In the first part, the talk will focus on the material science aspects
and magnetic properties of Mn-doped GaN layers grown by molecular
beam epitaxy. Samples with low Mn content are homogeneous alloys
showing spin-glass like behavior at low temperatures, but they are NOT
ferromagnetic. Samples with higher Mn content additionally exhibit ferromagnetism
with Curie temperatures of about 750 K, which originates
from nm-scale Mn-rich clusters formed during growth.
The second part of the talk is devoted to the study of spin coherence
and spin dephasing in n-type GaN, which is another important aspect
for GaN-based spintronics. Despite densities of charged threading dislocations
of 5 ×10 8 cm −2 , this coherence studied by time-resolved Faraday
rotation yielding lifetimes of ∼ 20 ns at T = 5 K, and persists to room
temperature. The doping dependence of spin dephasing is compared to
n-GaAs, suggesting a common origin for spin relaxation in these systems.

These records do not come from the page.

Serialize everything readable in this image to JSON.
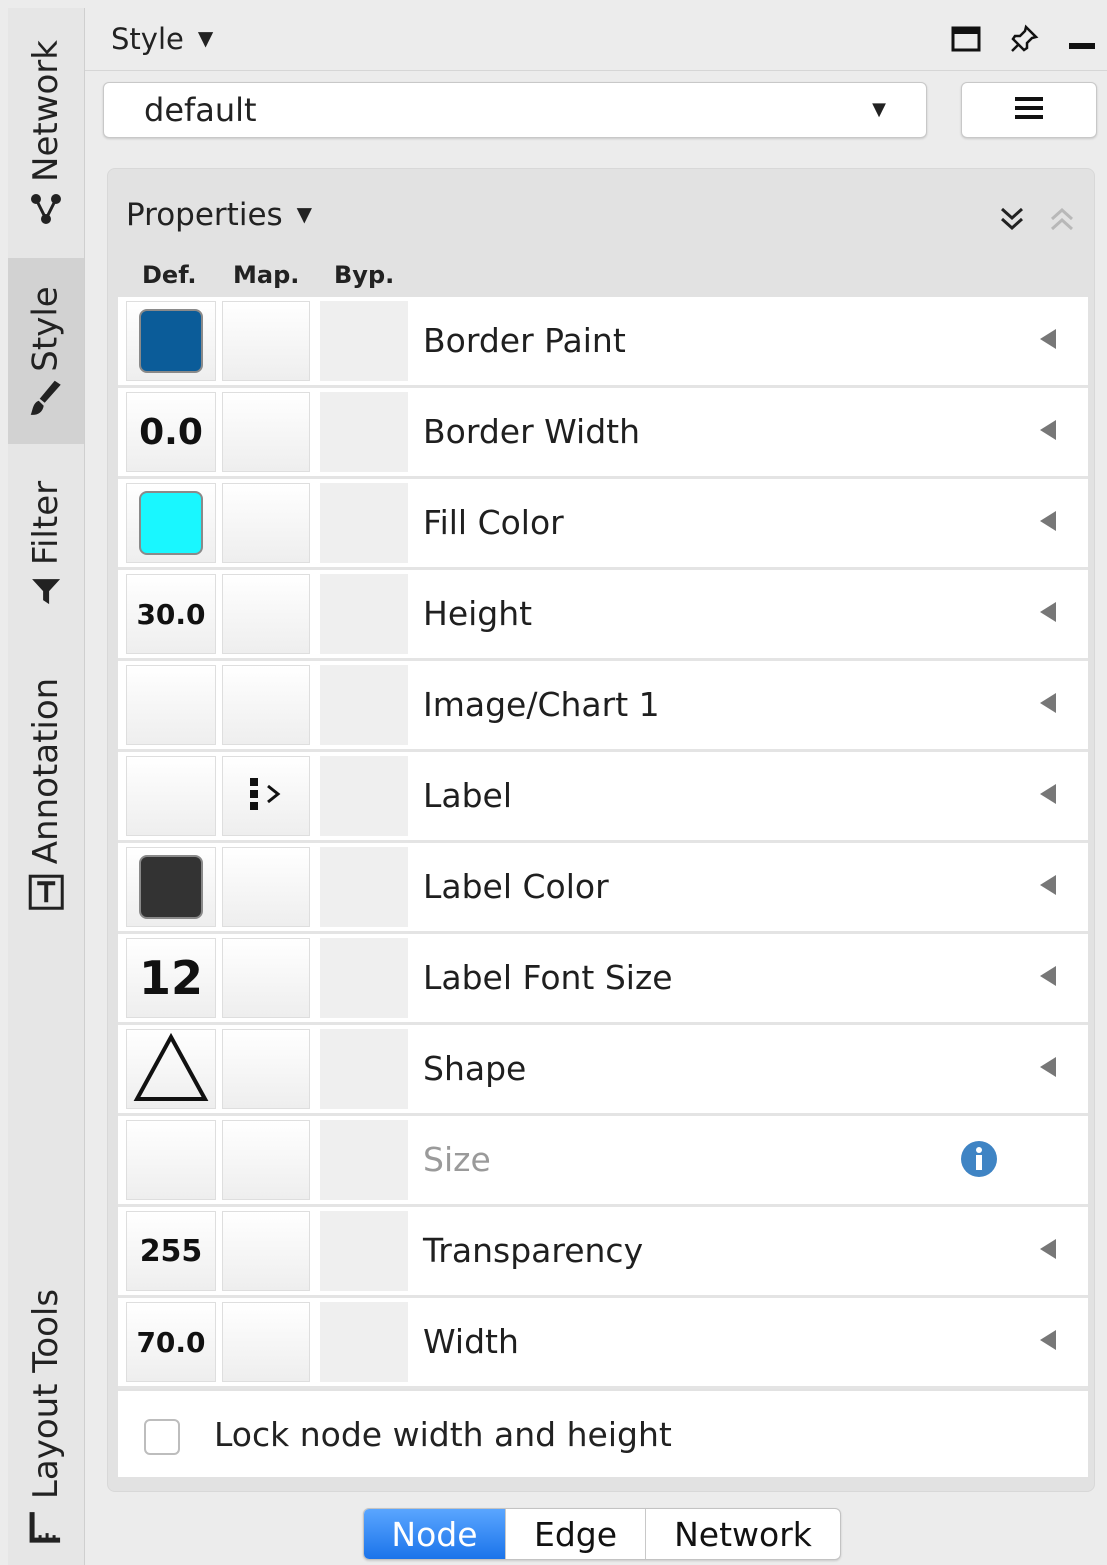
{
  "sidebar": {
    "tabs": [
      {
        "label": "Network",
        "icon": "network-icon",
        "active": false
      },
      {
        "label": "Style",
        "icon": "brush-icon",
        "active": true
      },
      {
        "label": "Filter",
        "icon": "funnel-icon",
        "active": false
      },
      {
        "label": "Annotation",
        "icon": "text-box-icon",
        "active": false
      },
      {
        "label": "Layout Tools",
        "icon": "ruler-icon",
        "active": false
      }
    ]
  },
  "titlebar": {
    "title": "Style",
    "controls": [
      "maximize-icon",
      "pin-icon",
      "minimize-icon"
    ]
  },
  "style_selector": {
    "value": "default",
    "menu_icon": "hamburger-menu-icon"
  },
  "properties": {
    "header": "Properties",
    "columns": {
      "def": "Def.",
      "map": "Map.",
      "byp": "Byp."
    },
    "rows": [
      {
        "name": "Border Paint",
        "def_type": "color",
        "def_color": "#0b5c99",
        "map": "",
        "disabled": false
      },
      {
        "name": "Border Width",
        "def_type": "text",
        "def_value": "0.0",
        "def_size": "36px",
        "map": "",
        "disabled": false
      },
      {
        "name": "Fill Color",
        "def_type": "color",
        "def_color": "#19f7ff",
        "map": "",
        "disabled": false
      },
      {
        "name": "Height",
        "def_type": "text",
        "def_value": "30.0",
        "def_size": "28px",
        "map": "",
        "disabled": false
      },
      {
        "name": "Image/Chart 1",
        "def_type": "none",
        "map": "",
        "disabled": false
      },
      {
        "name": "Label",
        "def_type": "none",
        "map": "passthrough-mapping-icon",
        "disabled": false
      },
      {
        "name": "Label Color",
        "def_type": "color",
        "def_color": "#333333",
        "map": "",
        "disabled": false
      },
      {
        "name": "Label Font Size",
        "def_type": "text",
        "def_value": "12",
        "def_size": "46px",
        "map": "",
        "disabled": false
      },
      {
        "name": "Shape",
        "def_type": "shape",
        "def_shape": "triangle-icon",
        "map": "",
        "disabled": false
      },
      {
        "name": "Size",
        "def_type": "none",
        "map": "",
        "disabled": true,
        "trailing_icon": "info-icon"
      },
      {
        "name": "Transparency",
        "def_type": "text",
        "def_value": "255",
        "def_size": "30px",
        "map": "",
        "disabled": false
      },
      {
        "name": "Width",
        "def_type": "text",
        "def_value": "70.0",
        "def_size": "28px",
        "map": "",
        "disabled": false
      }
    ],
    "lock_label": "Lock node width and height",
    "lock_checked": false
  },
  "bottom_tabs": [
    {
      "label": "Node",
      "active": true
    },
    {
      "label": "Edge",
      "active": false
    },
    {
      "label": "Network",
      "active": false
    }
  ],
  "colors": {
    "accent": "#1b74ea",
    "info": "#3f84c4"
  }
}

Work done in collaboration with D.D. Awschalom, O. Brandt, L.
Däweritz, S. Dhar, A. Dohmen, K.J. Friedland, G. Güntherodt, E. Hu, E.
Johnston-Halperin, J. Keller, K.H. Ploog, and A. Trampert. Supported
by the German Federal Ministry of Education and Research (BMBF).
[1] S. Dhar et al., Appl. Phys. Lett. 82, 2077 (2003).
[2] B. Beschoten et al., Phys. Rev. B 63, 121202 (2001).